Defining worlds
A map that showed Ireland as having two zones, “Cork” and “Not Cork.” Having Cork friends, I would be cautious about dismissing the map as entirely inaccurate, Cork tends to be regarded by them as a place apart from any other.
The Cork people are not the only ones to define the world in terms of where is their place and where is not their place. A friend in the North once talked of defining the world in terms of three zones: there was Portadown, as far as Belfast, and beyond Belfast. Of course, this placed Larne and Bangor in the same zone as Australia, but the person would have been to Larne and Bangor about as often as they had visited Australia, so it wasn’t too illogical as a division of the world.
Don’t we all tend to perceive the world in egocentric terms, perceiving the world in terms of our own experience of it?
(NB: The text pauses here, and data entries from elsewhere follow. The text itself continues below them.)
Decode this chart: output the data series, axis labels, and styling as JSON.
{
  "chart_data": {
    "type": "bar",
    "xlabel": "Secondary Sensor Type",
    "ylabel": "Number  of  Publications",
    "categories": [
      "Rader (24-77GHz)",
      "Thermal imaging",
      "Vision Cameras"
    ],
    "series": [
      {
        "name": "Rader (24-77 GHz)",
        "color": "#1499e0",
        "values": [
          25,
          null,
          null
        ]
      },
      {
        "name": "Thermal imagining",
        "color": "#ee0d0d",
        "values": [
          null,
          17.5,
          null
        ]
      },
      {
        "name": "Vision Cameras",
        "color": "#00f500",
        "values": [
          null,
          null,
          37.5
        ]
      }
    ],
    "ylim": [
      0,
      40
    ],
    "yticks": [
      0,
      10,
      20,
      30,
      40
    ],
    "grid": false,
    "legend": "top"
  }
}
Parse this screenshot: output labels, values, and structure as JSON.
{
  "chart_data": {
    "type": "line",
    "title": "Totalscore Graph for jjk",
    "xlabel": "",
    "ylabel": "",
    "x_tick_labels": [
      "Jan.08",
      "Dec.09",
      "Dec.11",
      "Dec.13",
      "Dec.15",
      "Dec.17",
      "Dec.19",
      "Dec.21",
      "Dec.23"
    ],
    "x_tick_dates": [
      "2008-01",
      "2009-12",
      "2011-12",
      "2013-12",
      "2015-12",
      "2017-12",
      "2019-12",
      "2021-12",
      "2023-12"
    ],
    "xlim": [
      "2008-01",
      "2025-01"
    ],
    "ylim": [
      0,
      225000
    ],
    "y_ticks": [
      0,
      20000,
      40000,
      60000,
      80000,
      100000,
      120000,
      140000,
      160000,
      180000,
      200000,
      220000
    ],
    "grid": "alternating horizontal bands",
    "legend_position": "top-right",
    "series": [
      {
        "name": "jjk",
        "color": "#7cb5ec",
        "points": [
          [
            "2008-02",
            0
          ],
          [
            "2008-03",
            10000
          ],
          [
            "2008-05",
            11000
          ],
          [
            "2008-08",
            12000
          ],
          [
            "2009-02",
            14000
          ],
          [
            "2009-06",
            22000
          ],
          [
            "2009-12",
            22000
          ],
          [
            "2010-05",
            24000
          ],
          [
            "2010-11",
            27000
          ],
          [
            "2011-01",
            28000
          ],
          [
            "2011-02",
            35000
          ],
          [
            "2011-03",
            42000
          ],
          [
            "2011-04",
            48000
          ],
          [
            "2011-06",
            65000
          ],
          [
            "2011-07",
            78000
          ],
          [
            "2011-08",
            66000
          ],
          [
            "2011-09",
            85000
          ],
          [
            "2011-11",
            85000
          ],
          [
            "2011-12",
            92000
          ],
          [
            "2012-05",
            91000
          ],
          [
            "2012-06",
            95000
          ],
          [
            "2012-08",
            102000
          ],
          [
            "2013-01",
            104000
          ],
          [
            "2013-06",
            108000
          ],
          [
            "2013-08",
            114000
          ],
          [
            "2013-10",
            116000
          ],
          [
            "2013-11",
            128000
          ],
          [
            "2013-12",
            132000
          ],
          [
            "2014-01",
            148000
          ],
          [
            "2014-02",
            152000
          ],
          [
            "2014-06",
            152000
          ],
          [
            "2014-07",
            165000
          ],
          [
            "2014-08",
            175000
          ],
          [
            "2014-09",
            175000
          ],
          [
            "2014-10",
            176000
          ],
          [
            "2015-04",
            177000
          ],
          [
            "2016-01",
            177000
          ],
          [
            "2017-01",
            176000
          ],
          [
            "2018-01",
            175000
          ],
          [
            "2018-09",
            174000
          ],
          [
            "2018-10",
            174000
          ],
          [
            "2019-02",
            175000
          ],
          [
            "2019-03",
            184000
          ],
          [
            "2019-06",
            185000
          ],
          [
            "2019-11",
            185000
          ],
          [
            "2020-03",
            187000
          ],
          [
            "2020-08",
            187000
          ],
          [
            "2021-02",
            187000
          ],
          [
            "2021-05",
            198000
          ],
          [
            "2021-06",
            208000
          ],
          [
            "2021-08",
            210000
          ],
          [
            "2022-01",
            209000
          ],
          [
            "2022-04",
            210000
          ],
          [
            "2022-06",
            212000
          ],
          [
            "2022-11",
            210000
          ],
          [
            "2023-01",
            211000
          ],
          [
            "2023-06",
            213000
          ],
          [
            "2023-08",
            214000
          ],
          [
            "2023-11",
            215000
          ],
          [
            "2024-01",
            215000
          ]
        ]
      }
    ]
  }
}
A woman I knew in the North came from Cumbrae in the Firth of Clyde. Blessed with a wonderful sense of humour, she would tell a story of the minister on Great Cumbrae who would stand in the kirk on the Sabbath and pray for the islands of Great and Little Cumbrae and for the offshore nations of Scotland and England. Of course, the reverend gentleman offering intercession on Sunday would have been technically correct, if one’s world is centred upon a Cumbrae, then the whole of the world is offshore.
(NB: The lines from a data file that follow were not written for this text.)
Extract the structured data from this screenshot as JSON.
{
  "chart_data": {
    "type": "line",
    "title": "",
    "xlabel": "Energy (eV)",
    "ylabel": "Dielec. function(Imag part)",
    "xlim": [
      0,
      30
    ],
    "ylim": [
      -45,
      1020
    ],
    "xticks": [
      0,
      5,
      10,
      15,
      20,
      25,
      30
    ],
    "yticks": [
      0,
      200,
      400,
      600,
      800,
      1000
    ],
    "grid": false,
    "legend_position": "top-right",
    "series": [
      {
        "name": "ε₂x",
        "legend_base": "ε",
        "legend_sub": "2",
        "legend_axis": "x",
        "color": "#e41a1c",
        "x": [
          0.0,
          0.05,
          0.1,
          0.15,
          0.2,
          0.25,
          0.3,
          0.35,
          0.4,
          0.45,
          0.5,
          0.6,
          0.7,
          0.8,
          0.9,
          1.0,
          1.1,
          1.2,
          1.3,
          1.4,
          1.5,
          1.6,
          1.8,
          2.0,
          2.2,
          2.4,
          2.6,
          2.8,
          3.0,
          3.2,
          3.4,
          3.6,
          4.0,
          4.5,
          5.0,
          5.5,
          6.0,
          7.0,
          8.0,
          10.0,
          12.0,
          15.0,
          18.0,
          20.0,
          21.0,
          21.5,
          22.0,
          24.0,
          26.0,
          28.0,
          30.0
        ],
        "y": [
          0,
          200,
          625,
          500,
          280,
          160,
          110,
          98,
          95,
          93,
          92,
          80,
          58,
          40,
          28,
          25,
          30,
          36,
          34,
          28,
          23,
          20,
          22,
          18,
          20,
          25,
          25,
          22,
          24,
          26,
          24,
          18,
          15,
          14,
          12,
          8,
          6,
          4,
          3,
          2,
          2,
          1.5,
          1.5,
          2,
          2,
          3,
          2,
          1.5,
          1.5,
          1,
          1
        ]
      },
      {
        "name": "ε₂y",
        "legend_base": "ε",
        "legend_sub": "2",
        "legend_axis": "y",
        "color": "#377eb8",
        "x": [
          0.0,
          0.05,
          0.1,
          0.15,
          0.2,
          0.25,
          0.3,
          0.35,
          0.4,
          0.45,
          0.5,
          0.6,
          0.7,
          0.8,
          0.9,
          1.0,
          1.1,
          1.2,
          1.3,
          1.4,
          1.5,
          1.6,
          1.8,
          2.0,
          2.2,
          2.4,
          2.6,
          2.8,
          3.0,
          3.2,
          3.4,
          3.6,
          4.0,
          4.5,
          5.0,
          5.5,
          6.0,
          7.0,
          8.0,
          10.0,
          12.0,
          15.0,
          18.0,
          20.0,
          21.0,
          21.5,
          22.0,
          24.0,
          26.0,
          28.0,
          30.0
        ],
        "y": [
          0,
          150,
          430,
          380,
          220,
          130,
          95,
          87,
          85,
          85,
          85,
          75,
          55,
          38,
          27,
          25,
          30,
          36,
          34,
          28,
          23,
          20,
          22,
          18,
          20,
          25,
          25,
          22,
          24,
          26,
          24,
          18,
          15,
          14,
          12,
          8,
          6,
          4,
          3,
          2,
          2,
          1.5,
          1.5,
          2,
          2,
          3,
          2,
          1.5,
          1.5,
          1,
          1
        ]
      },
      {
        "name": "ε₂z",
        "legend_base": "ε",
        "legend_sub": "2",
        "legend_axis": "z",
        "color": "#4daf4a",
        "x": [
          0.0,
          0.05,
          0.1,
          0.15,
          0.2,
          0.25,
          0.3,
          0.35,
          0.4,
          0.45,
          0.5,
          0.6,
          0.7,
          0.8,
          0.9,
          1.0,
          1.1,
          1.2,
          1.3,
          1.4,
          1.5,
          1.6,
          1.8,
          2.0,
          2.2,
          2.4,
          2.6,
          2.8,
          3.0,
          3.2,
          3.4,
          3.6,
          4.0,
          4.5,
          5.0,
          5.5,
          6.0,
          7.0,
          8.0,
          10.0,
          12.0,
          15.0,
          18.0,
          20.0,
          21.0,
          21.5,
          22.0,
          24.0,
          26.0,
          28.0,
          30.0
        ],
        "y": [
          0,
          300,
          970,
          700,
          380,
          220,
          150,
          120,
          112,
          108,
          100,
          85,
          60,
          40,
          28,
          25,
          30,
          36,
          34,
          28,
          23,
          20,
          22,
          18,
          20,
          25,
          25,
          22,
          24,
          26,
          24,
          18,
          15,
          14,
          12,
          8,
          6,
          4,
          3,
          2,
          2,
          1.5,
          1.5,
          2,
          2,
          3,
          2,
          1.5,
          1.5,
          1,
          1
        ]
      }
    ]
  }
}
Recent political developments in Britain have shown an enduring tradition of people seeing their own small country as being at the centre of the world. The old joke about the newspaper headline that announced “Fog in the Channel, Continent Cut Off,” had about it a kernel of truth; insularity has not gone away.
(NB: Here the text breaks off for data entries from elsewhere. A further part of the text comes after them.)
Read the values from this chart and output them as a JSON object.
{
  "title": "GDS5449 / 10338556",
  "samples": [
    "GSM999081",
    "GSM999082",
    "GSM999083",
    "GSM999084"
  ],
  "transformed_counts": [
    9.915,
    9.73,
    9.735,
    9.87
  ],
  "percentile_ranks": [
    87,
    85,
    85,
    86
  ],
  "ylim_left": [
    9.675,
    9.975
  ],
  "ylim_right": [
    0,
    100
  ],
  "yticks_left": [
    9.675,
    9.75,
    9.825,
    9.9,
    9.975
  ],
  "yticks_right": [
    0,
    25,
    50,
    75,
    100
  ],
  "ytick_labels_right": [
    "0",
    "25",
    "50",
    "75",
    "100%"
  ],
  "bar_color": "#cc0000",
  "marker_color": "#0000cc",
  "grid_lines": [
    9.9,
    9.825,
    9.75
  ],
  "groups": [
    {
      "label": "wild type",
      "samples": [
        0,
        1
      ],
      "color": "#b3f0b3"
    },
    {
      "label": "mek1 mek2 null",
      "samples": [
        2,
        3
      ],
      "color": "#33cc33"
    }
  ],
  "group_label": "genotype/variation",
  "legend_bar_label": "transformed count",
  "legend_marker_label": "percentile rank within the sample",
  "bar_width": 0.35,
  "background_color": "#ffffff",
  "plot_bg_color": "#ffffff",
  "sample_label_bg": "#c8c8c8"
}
No-one would regard the sense of pride found in the county of Cork a negative thing, any more than one would be critical of the strong sense of identity to be found in the neighbouring “Kingdom” of Kerry. Local pride, strong local and regional identities, can contribute much to the sense of well being experienced by local communities. There seems a point though when a line is crossed; perhaps it is a line that is not reached until national level, but there comes a point when pride becomes prejudice, when good humoured banter can become something altogether more sinister.
If defining one’s world was no more threatening than colouring part of a map in rebel read, it would be a much safer place.